Esitai nel rispondere. Non sapevo bene cosa dire.
“Il tuo Massimo non mi conosce. Ha trovato un approccio da idiota per parlarmi e mi ha messo a tradimento la chiavetta nella tasca del cappotto. ”
“Questo non cambia le cose. ”
Io sospirai.
“Non voglio guai! Ora sono più chiara? ”
“Be'... se non volevi guai, saresti dovuta andare dritta per la tua strada, e invece non l'hai fatto. Di questo te ne sarò eternamente grata. ”
Camminò fino a raggiungere un computer e a trafficarvi.
“Si può sapere cosa contiene quella chiavetta? ”
Luisa parlò senza voltarsi: “Massimo lavora al Politecnico, è un ricercatore di chimica. Durante le sue ricerche ha scoperto sostanze chimiche mortali rilasciate dentro le acque del Po. La compagnia che le inquina l'ha scoperto e gli danno la caccia. La chiavetta che ti ha dato, è la prova. ”
“Sostanze chimiche di che genere? ” domandai avvicinandomi.
“Diossine, sostanze riconosciute cancerogene per l'uomo e per gli animali. Sostanze che vanno dalla IARC alla TCDD. Bisogna proteggere la chiavetta e portarla alla polizia. ”
“Se bisogna portarlo alla polizia perché mi ha detto di venire qua? Sarebbe stato molto più facile. ”
“Perché dovevo dirti il nome del poliziotto al quale devi rivolgerti. È un amico di cui mi fido ciecamente. Si chiama LaRusso. Commissariato di Via Racconigi” concluse restituendomi la chiavetta.
Vi fu un momento di silenzio. La fissai indecisa. Poi la presi, e la misi in borsa.
“Quale impedimento hai? Non puoi andarci tu? ”
D'un tratto udii una voce maschile.
“Temo che nessuno di voi, potrà. ”
Mi voltai di scatto e così fece anche Luisa.
I due tizi vestiti di nero se ne stavano in piedi con le armi puntate contro di noi.
“Datemi quei dati, o via ammazzo. ”
“Sta mentendo” esordì Luisa. “Ci ucciderà comunque. Non dargli niente. ”
Sentii il cuore in gola e non sapevo come comportarmi.
L'uomo mirò al computer e sparò un colpo.
“Subito, e non è un consiglio” scandì.
“E va bene” disse Luisa.
Raggiunse il mobiletto e aprì un cassetto. Quando si avvicinò al tizio che aveva parlato, disse mostrando un CD. “Ecco quello che volete. Ora andatevene. ”
L'uomo lo prese e sorrise.
“Noto con piacere che hai smesso di fare la dura. ”

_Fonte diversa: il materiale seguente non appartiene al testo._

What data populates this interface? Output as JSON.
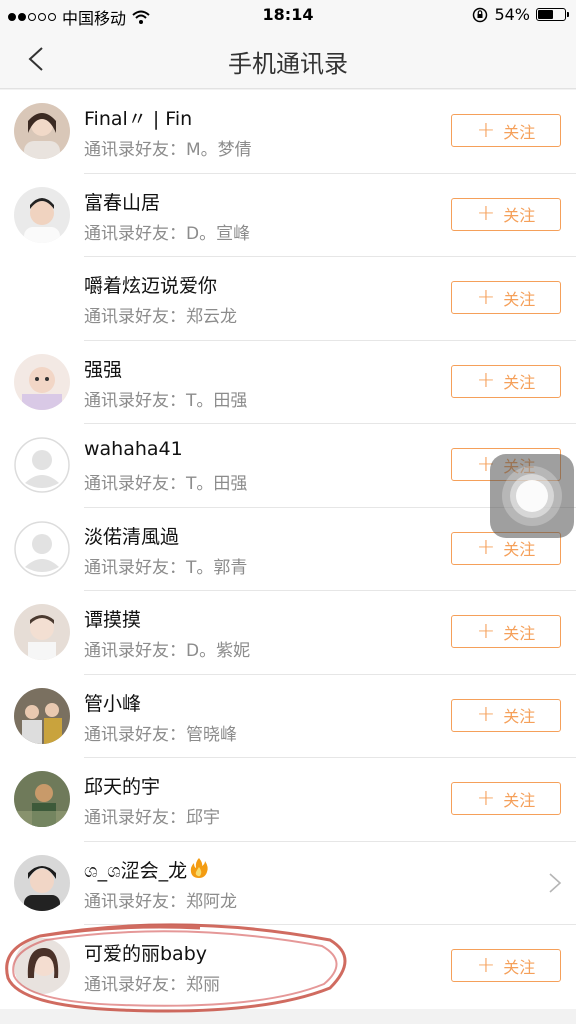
{
  "status_bar": {
    "carrier": "中国移动",
    "time": "18:14",
    "battery": "54%",
    "battery_level": 0.54
  },
  "navbar": {
    "title": "手机通讯录",
    "back_icon": "chevron-left-icon"
  },
  "follow_label": "关注",
  "contacts": [
    {
      "name": "Final〃 | Fin",
      "sub": "通讯录好友：M。梦倩",
      "action": "follow"
    },
    {
      "name": "富春山居",
      "sub": "通讯录好友：D。宣峰",
      "action": "follow"
    },
    {
      "name": "嚼着炫迈说爱你",
      "sub": "通讯录好友：郑云龙",
      "action": "follow"
    },
    {
      "name": "强强",
      "sub": "通讯录好友：T。田强",
      "action": "follow"
    },
    {
      "name": "wahaha41",
      "sub": "通讯录好友：T。田强",
      "action": "follow"
    },
    {
      "name": "淡偌清風過",
      "sub": "通讯录好友：T。郭青",
      "action": "follow"
    },
    {
      "name": "谭摸摸",
      "sub": "通讯录好友：D。紫妮",
      "action": "follow"
    },
    {
      "name": "管小峰",
      "sub": "通讯录好友：管晓峰",
      "action": "follow"
    },
    {
      "name": "邱天的宇",
      "sub": "通讯录好友：邱宇",
      "action": "follow"
    },
    {
      "name": "ශ_ශ涩会_龙",
      "sub": "通讯录好友：郑阿龙",
      "action": "chevron"
    },
    {
      "name": "可爱的丽baby",
      "sub": "通讯录好友：郑丽",
      "action": "follow"
    }
  ],
  "colors": {
    "accent": "#f5a05a",
    "highlight_scribble": "#c0392b"
  }
}
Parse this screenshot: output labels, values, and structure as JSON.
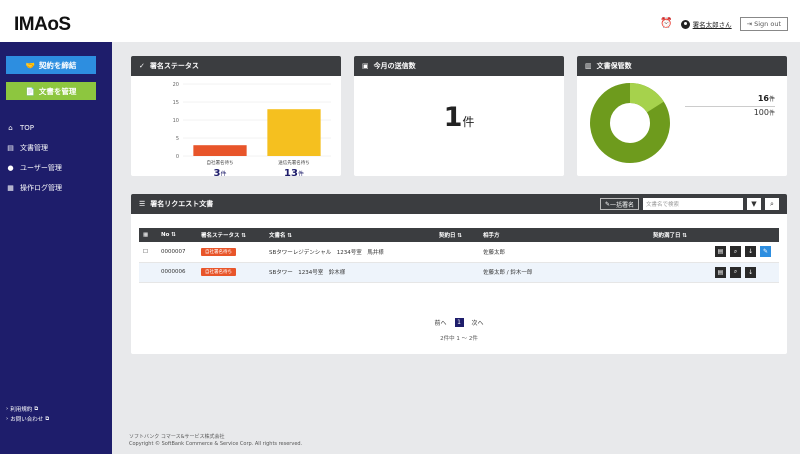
{
  "header": {
    "logo": "IMAoS",
    "user_name": "署名太郎さん",
    "signout_label": "Sign out"
  },
  "sidebar": {
    "contract_button": "契約を締結",
    "docs_button": "文書を管理",
    "nav": [
      {
        "label": "TOP",
        "icon": "home-icon"
      },
      {
        "label": "文書管理",
        "icon": "folder-icon"
      },
      {
        "label": "ユーザー管理",
        "icon": "user-icon"
      },
      {
        "label": "操作ログ管理",
        "icon": "log-icon"
      }
    ],
    "links": [
      "利用規約",
      "お問い合わせ"
    ]
  },
  "cards": {
    "status": {
      "title": "署名ステータス",
      "bars": [
        {
          "label": "自社署名待ち",
          "value": 3,
          "unit": "件",
          "color": "#e8552a"
        },
        {
          "label": "送信先署名待ち",
          "value": 13,
          "unit": "件",
          "color": "#f5c01f"
        }
      ]
    },
    "sent": {
      "title": "今月の送信数",
      "value": "1",
      "unit": "件"
    },
    "storage": {
      "title": "文書保管数",
      "used": "16",
      "total": "100",
      "unit": "件",
      "used_color": "#6e9b1d",
      "free_color": "#a6d24c"
    }
  },
  "chart_data": {
    "type": "bar",
    "categories": [
      "自社署名待ち",
      "送信先署名待ち"
    ],
    "values": [
      3,
      13
    ],
    "ylim": [
      0,
      20
    ],
    "yticks": [
      0,
      5,
      10,
      15,
      20
    ]
  },
  "requests": {
    "title": "署名リクエスト文書",
    "bulk_sign": "一括署名",
    "search_placeholder": "文書名で検索",
    "columns": [
      "No",
      "署名ステータス",
      "文書名",
      "契約日",
      "相手方",
      "契約満了日"
    ],
    "rows": [
      {
        "no": "0000007",
        "status": "自社署名待ち",
        "name": "SBタワーレジデンシャル　1234号室　馬井様",
        "date": "",
        "party": "佐藤太郎",
        "end": ""
      },
      {
        "no": "0000006",
        "status": "自社署名待ち",
        "name": "SBタワー　1234号室　鈴木様",
        "date": "",
        "party": "佐藤太郎 / 鈴木一郎",
        "end": ""
      }
    ],
    "pager": {
      "prev": "前へ",
      "current": "1",
      "next": "次へ",
      "info": "2件中 1 〜 2件"
    }
  },
  "footer": {
    "company": "ソフトバンク コマース&サービス株式会社",
    "copyright": "Copyright © SoftBank Commerce & Service Corp. All rights reserved."
  }
}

Dentro di me pensai a quello che avevo appena visto. Luisa aveva dato a me la chiavetta con i dati, e allora capii cosa stava facendo trafficando col computer prima: una copia.
“Adesso fuori di qui! ”
I due uomini sorrisero.
“La mamma non ti ha mai detto di non fidarti degli sconosciuti? ” esordì uno.
Luisa arricciò la fronte. Poi d'un tratto si sentì un rombo assordante che mi fece mancare il respiro.
Stava tenendosi il ventre insanguinato e tremava. Poi cadde a terra.
Nel momento in cui vidi puntarmi le armi contro, mi fu istintivo difendermi. Due calci dritti nei rispettivi inguini. Poi mi rimisi a correre, ma una volta fuori, e prima di raggiungere l'auto, qualcuno mi venne addosso facendomi cadere.
Col viso rigato di lacrime per lo spavento e la paura della situazione, gridai: “CAZZO, STAI ATTENTO! ”
Lo guardai.
“Massimo? ”
“Stai bene? ”
“Sali in macchina! ” gli urlai.
Un proiettile raggiunse lo specchietto del passeggero. Girai la chiave, misi la prima e partii.
“Ora andiamo alla polizia, e restituiamo questa dannata chiavetta all'agente LaRusso. Poi non ne voglio più sapere, né di te né delle acque del Po. ”
Lui chinò il viso. Poi mi fissò.
“Vi hanno fatto del male? ”
Io esitai, e sempre guardando la strada, dissi pacatamente: “La tua amica, l'hanno ammazzata. ”
Massimo socchiuse gli occhi, e guardò oltre il vetro.
“Mi dispiace di avervi coinvolte. ”
Io scossi il capo, ma non risposi.
Una volta consegnato i dati e spiegato la storia all'ispettore LaRusso, uscimmo dal commissariato che era mezzanotte passata.
L'aria era gelida. Mi cinsi il cappotto e mi strinsi nelle spalle.
Quando arrivammo all'auto, Massimo sorrise e mi disse: “Grazie mille di avermi aiutato. ”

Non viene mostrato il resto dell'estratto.